You can’t claim your vehicle expenses if:

❌ You can’t claim a deduction for normal daily journeys between home and work except in limited circumstances where you carry bulky tools or equipment (such as an extension ladder or cello) that: 1. your employer requires you to use for work 2. you cannot leave at work

❌ If travel is partly private, you can only claim the work-related portion.

❌ You can’t claim a deduction for car expenses that have been salary sacrificed.

❌ You can’t claim a deduction if you have been reimbursed for it.

YOU CAN CALCULATE YOUR CAR EXPENSES IN TWO WAYS: CENTS PER KILOMETRE METHOD AND LOGBOOK METHOD

CENTS PER KILOMETRE METHOD


🔘 You can claim a maximum of 5,000 business kilometres per car, using this method.

🔘 Your claim is based on 68 cents per kilometre.

🔘 You don’t need written evidence but you need to be able to show how you worked out your business kilometres (for example, by producing diary records of work-related trips).

LOGBOOK METHOD


🔘Your claim is based on the businessuse percentage of expenses for the car.

🔘 Expenses include running costs and decline in value. You can’t claim capital costs, such as the purchase price of your car, the principal on any money borrowed to buy it and any improvement costs (eg, adding paint protection and tinted windows).

🔘To work out your business-use percentage, you need a logbook and the odometer readings for the logbook period. The logbook period is a minimum continuous period of 12 weeks.

🔘 You can claim fuel and oil costs based on your actual receipts or you can estimate the expenses based on odometer records that show readings from the start and the end of the period you used the car during the year.

🔘 You need written evidence for all other expenses for the car.

Your vehicle is not considered a car if it is a motorcycle or a vehicle with a carrying capacity of:

❌ one tonne or more, such as a utility truck or panel van

❌ nine passengers or more, such as a minivan.

Keep receipts for your actual expenses. You cannot use the cents per kilometre method for these vehicles. While it is not a requirement to keep a logbook, it is the easiest way to show how you have calculated your work-related use of the vehicle.

KEEPING A LOGBOOK


Your logbook must cover at least 12 continuous weeks. If you started using your car for work-related purposes less than 12 weeks before the end of the year, you can extend the 12-week period into the next financial year.

If you are using the logbook method for two or more cars, keep a logbook for each car and make sure they cover the same period.

Your 12 week logbook is valid for 5 years. However, if your circumstances change (eg, you change jobs) and the logbook is no longer representative, you will need to complete a new 12 week logbook.

Your logbook can be electronic or paper. The example below has the details you need to keep.


CALCULATE YOUR WORK-RELATED CAR USE


Complete this section after 12 continuous weeks of logbook use

Logbook period (dd/mm/yy to dd/mm/yy)

1️⃣ Calculate the total number of kilometres travelled during the logbook period: x,xxx km

2️⃣ Calculate the number of kilometres you travelled in the course of earning your income during the logbook period: x,xxx km

3️⃣ Calculate the work-related use by dividing the amount at (b) by the amount at (a). Multiply this figure by 100.

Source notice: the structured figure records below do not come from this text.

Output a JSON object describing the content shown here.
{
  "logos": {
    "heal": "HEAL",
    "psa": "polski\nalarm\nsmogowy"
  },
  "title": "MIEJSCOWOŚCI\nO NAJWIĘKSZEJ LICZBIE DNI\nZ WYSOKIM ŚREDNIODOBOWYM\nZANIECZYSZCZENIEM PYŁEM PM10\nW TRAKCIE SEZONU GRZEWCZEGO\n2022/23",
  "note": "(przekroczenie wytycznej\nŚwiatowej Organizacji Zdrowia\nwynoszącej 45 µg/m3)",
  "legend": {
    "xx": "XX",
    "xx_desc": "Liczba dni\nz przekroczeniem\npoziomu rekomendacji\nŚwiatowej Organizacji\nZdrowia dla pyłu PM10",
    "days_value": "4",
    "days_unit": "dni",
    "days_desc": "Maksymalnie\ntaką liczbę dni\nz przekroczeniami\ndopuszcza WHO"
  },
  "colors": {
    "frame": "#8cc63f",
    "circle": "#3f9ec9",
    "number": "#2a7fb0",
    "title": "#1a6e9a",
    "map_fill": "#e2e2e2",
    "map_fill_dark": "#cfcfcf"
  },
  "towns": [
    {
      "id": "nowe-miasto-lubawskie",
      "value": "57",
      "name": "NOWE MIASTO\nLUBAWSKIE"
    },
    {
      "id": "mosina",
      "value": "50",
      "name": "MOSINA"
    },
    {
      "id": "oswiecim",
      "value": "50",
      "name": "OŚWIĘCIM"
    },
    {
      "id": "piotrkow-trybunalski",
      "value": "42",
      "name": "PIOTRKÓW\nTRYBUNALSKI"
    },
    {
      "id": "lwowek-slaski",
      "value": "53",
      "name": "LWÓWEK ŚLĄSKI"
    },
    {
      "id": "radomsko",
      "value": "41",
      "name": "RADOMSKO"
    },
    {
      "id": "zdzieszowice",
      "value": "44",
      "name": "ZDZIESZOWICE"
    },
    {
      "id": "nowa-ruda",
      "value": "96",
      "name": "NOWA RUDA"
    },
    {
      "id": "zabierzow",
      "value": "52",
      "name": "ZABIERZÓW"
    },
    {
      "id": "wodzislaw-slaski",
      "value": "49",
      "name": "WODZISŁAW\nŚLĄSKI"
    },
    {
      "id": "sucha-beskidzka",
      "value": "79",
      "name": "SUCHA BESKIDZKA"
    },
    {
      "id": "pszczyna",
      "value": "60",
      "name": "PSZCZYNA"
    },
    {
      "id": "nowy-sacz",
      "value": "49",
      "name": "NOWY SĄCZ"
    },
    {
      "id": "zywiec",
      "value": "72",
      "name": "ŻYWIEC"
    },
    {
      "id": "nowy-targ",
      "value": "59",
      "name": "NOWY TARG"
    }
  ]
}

YOUR BUSINESS USE PERCENTAGE IS: XX%

Once you’ve calculated your business use percentage, multiply it by your car expenses to figure out your claim.

Car expenses can include running costs such as fuel, oil, and servicing, registration, insurance and vehicle depreciation. You can claim fuel and oil costs based on receipts or you can estimate the expenses based on odometer records that show readings from the start and end of the period you used the car during the year.

You need written evidence for all other expenses for the car.